Migrant deaths spike on US-Mexico border – UN
The International Organization of Migration (IOM) has counted 232 migrant deaths on the route through the end of July – up from 204 a year earlier.
It comes even though US Border Patrol apprehensions of migrants have fallen nearly by half this year, to just over 140,000, AP reported.
The international body cited factors such as the hot weather and swelling Rio Grande waters, but said the higher toll couldn’t be fully explained.
Some 50 bodies were found in July alone, according to the IOM.
On July 24, US authorities found 8 people dead from heat exhaustion in a truck in San Antonio, Texas, where they were smuggled from Mexico. Two others from the truck died in the hospital shortly after they were discovered.
The tractor-trailer was packed with other migrants who said they took turns to breathe from a hole in the semi. One man who survived the journey told federal authorities they banged on the wall to get the driver’s attention but he kept going.

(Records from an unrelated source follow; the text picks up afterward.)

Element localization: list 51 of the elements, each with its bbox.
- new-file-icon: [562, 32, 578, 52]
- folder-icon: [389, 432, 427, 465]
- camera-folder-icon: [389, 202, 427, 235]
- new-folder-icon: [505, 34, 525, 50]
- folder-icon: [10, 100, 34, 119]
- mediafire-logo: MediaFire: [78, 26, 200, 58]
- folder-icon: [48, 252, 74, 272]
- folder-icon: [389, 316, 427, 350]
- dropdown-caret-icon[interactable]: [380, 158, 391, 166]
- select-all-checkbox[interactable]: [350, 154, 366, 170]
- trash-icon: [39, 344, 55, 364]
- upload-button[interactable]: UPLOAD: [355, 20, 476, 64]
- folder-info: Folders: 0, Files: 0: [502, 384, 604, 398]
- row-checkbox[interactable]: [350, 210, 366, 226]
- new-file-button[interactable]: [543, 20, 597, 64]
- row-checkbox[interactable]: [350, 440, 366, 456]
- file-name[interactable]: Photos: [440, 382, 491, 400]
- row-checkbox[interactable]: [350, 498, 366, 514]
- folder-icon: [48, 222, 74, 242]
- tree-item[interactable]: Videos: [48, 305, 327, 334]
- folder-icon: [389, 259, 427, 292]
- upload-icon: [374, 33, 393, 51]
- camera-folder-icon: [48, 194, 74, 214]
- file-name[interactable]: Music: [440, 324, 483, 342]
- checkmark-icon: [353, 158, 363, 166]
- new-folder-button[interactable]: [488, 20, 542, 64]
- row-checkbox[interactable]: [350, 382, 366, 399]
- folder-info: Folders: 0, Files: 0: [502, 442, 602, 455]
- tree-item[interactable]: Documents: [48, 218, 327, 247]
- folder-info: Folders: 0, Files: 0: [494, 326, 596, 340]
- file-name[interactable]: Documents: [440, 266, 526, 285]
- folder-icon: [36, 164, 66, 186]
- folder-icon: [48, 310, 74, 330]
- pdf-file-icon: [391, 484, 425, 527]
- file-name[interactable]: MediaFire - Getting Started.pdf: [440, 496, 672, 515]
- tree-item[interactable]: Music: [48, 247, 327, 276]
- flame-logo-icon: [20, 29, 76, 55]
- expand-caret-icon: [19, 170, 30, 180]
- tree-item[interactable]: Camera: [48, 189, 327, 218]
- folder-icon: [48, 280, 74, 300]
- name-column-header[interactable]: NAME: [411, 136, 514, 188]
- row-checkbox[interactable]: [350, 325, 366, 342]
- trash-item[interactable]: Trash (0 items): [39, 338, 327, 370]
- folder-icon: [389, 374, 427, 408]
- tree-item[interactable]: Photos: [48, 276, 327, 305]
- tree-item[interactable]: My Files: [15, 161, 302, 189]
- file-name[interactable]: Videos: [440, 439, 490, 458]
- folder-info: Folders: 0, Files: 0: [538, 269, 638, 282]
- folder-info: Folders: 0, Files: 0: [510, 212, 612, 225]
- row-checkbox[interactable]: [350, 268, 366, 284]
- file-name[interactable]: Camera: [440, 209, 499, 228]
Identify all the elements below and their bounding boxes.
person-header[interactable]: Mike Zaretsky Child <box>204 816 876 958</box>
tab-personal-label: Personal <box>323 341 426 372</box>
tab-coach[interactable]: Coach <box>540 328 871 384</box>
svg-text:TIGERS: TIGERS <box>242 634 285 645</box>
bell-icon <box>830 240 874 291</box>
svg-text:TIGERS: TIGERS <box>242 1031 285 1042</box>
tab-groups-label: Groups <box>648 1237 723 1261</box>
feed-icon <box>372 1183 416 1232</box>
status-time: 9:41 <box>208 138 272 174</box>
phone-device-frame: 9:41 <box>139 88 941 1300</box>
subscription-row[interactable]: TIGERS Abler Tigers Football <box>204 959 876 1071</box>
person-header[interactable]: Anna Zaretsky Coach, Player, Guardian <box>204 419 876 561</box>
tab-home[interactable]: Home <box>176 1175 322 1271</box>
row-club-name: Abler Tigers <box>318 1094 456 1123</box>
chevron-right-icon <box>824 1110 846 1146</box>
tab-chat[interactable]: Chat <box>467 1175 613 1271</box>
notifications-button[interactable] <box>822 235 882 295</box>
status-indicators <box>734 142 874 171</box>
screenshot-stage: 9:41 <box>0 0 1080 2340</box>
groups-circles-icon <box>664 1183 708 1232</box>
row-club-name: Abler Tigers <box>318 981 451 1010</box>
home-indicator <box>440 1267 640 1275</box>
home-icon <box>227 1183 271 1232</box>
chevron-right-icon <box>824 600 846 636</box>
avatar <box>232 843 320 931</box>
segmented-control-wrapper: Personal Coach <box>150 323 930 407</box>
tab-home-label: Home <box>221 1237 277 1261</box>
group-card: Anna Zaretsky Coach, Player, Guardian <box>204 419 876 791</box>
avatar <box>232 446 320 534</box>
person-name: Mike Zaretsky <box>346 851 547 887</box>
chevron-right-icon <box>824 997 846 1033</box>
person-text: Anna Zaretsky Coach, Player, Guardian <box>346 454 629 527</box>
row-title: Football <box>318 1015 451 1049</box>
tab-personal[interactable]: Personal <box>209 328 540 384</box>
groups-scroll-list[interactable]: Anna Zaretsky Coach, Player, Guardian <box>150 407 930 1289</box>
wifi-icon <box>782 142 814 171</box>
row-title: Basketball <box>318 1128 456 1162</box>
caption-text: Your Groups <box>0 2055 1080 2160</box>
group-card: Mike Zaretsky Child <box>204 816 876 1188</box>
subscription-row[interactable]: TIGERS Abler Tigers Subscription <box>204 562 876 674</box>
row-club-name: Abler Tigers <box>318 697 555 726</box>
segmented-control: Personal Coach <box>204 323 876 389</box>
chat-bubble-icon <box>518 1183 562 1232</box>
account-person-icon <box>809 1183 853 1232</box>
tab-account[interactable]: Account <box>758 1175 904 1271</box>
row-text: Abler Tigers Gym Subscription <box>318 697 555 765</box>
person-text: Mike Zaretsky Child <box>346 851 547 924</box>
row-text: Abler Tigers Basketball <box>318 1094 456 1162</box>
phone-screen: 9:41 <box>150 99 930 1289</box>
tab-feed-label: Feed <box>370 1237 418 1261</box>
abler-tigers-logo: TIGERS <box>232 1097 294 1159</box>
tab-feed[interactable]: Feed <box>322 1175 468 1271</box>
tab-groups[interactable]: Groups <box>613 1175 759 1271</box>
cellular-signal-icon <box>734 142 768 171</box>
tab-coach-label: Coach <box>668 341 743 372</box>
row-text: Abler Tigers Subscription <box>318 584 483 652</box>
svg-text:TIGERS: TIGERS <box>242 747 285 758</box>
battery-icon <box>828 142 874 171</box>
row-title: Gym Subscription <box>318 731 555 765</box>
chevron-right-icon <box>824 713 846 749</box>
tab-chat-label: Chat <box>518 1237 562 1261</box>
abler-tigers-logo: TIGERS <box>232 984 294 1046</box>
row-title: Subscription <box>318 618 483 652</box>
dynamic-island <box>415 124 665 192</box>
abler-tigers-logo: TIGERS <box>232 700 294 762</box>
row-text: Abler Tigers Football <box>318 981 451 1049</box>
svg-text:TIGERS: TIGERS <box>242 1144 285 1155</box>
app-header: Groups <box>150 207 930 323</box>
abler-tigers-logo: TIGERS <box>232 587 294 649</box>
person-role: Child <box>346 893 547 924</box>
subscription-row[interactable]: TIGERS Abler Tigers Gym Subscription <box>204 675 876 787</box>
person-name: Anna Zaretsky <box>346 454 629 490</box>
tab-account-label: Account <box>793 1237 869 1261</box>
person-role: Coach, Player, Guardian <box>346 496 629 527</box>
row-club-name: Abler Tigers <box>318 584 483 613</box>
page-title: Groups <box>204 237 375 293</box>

The driver was charged with knowingly transporting undocumented immigrants. He said he had no idea there were people inside the tractor-trailer.
The US Justice Department called the tragedy a “smuggling venture [that has] gone horribly wrong.”
“The South Texas heat is punishing this time of year. These people were helpless in the hands of their transporters. Imagine their suffering, trapped in a stifling trailer in 100-plus degree heat,” said US Attorney Richard L. Durbin Jr.
The incident brought national attention to human smuggling at the US-Mexico border.
Many among the 232 migrants en route to the United States died this year from dehydration, heatstroke or hypothermia, trying to evade Border Patrol checkpoints by choosing perilous routes.
The Trump administration has promised to crack down on illegal immigration and build a wall on the border with Mexico.
Currently there is a barrier in some areas along the border. Last week, the US House of Representatives voted to spend $1.6 billion on building new and fortifying existing fencing on the US border with Mexico including 28 miles (45 kilometers) of levee wall in the Rio Grande Valley in Texas.